Hunter v. Hunter

HOWE, Justice,

dissenting:

I agree that estoppel against the appellant cannot be upheld because of the lack of evidence that respondent has relied on her inaction to his detriment. However, there is competent evidence to support the finding of waiver and I dissent from the reversal of the trial court on that point.

The majority correctly states that “the common element of the doctrines of waiver and estoppel is the requirement of action or conduct by the person against whom the doctrines are asserted.” It then concludes that such action or conduct is missing in the present case. I respectfully disagree with that conclusion. The following dialogue is, I believe, crucial to a finding of waiver:

Q. Could you tell me, Mrs. Perry, why you have waited 10 years to make an effort to collect the back child support from your husband, your former husband?
A. Well, we just recently had a baby ourselves, and it’s been a little hard, you know, bringing up two children on one salary.
Q. How come you haven’t made any effort prior to this time? Ten years ago was quite a long time and I’m just wondering why you waited such a substantial period.
A. Well, until we had our baby, you know, we did all right.
Q. You didn’t need the money until that time?
A. Well, we could have used it, but you know, we didn’t make any effort to get it.
Q. Did you know where Lynn was living during the 10 years?
A. Yes.
Q. Did you ever make any effort to get in touch with him to see why he wasn’t paying any child support?
A. Not to see why he wasn’t paying child support.
*434Q. Did you ever get in touch with him during those 10 years?
A. Yes, I did.
Q. Do you recall how many times approximately?
A. Once.
Q. What was the purpose of that?
A. To ask if he would sign an adoption so my present husband could adopt Eric.

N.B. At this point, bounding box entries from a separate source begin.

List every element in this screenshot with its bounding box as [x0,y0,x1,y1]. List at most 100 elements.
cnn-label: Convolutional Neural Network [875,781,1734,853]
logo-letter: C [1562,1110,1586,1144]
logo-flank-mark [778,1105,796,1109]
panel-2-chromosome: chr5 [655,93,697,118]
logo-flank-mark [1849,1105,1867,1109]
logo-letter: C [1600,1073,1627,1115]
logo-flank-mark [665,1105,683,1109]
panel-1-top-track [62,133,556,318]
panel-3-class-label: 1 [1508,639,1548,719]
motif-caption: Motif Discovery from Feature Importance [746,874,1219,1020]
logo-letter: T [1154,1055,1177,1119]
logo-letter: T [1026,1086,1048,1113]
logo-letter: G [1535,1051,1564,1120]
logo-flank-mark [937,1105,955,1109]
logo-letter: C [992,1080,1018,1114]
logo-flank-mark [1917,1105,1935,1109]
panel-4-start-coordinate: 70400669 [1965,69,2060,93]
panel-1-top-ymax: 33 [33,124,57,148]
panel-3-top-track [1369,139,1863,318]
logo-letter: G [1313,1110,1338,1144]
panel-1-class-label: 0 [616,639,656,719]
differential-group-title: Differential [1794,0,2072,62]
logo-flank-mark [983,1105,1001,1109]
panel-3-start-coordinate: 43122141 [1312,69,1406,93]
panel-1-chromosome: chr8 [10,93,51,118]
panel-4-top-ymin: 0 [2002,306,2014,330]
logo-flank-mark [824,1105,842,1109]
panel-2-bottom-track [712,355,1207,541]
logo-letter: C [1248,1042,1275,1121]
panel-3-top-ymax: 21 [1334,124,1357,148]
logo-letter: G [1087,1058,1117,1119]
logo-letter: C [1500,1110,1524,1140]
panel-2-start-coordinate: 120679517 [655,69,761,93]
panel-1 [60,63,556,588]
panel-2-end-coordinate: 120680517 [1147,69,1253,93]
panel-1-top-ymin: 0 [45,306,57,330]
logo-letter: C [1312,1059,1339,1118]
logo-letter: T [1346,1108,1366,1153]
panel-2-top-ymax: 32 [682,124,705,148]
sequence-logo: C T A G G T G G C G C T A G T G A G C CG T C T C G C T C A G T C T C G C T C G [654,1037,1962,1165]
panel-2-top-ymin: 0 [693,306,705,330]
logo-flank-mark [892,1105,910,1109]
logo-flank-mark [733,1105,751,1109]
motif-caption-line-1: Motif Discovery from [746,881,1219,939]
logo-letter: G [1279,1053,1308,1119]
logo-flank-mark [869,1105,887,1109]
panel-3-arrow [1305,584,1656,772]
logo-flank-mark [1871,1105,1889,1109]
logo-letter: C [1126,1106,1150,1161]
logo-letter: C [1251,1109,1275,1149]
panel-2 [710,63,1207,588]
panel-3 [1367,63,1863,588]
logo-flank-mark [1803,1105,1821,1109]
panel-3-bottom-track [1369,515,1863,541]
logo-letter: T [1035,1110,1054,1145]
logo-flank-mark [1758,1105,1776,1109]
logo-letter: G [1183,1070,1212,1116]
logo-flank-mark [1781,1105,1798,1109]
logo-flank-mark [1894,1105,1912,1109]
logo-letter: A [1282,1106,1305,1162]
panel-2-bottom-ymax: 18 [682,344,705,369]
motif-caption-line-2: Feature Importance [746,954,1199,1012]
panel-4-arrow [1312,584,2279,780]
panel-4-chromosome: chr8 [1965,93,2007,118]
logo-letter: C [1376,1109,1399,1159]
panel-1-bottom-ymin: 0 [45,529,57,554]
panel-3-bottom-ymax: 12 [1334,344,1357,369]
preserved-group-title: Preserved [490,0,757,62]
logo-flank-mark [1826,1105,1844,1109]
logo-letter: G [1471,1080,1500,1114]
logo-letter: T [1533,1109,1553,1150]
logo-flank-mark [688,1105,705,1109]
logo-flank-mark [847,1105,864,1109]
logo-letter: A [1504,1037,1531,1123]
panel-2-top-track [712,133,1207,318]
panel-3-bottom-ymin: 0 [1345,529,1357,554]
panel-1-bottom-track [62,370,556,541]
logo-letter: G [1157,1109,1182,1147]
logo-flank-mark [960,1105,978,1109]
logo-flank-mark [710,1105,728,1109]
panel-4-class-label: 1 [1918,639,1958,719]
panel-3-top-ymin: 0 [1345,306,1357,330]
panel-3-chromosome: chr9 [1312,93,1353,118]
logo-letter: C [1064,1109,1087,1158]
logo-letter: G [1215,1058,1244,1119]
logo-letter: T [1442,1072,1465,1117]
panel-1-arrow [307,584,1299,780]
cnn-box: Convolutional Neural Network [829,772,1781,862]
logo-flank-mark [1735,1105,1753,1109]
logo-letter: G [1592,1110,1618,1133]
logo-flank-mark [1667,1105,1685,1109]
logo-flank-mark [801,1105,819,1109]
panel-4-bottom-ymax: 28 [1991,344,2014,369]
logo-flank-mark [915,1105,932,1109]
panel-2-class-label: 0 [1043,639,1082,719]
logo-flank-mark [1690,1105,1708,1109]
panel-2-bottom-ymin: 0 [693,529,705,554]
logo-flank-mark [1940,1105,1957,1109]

Direct examination by counsel for respondent at hearing for Order to Show Cause.

There is testimony in the record that the appellant was afraid of the respondent because of his violent temper and she was especially concerned about harm he might inflict upon their child. However, she did not assign this fear as a reason for not pursuing the child support. Furthermore, the trial court could well have discounted her fears since she was not afraid to institute proceedings when the money was needed. Contrary to the statement in the majority opinion, she denied that she had hidden from him. Where an inference can be drawn from the conduct of a custodial parent that no support money was wanted, courts have not been reluctant to deny reimbursement for past child support. See Kaminski v. Kaminski, 8 Cal.App.3d 563, 87 Cal.Rptr. 453 (1970) and Graham v. Graham, 174 Cal.App.2d 678, 345 P.2d 316 (1959) for conduct and action constituting waiver. It is true the verbal communications made in those cases were blunt and unequivocal, whereas here they were never direct, but made only through third parties; nonetheless, the appellant made it clear that she wanted the respondent completely out of her life. Furthermore, her failure to enforce support payments through one of several neutral collection points lends support to the trial court’s finding that she waived her rights to reimbursement. In any event, we have consistently held to a standard of review by which we reverse only where there is no evidence to support the trial court’s finding. That is not the case here.

For the reasons given, I would affirm the trial court’s ruling.

STEWART, J., concurs in the dissenting opinion of HOWE, J.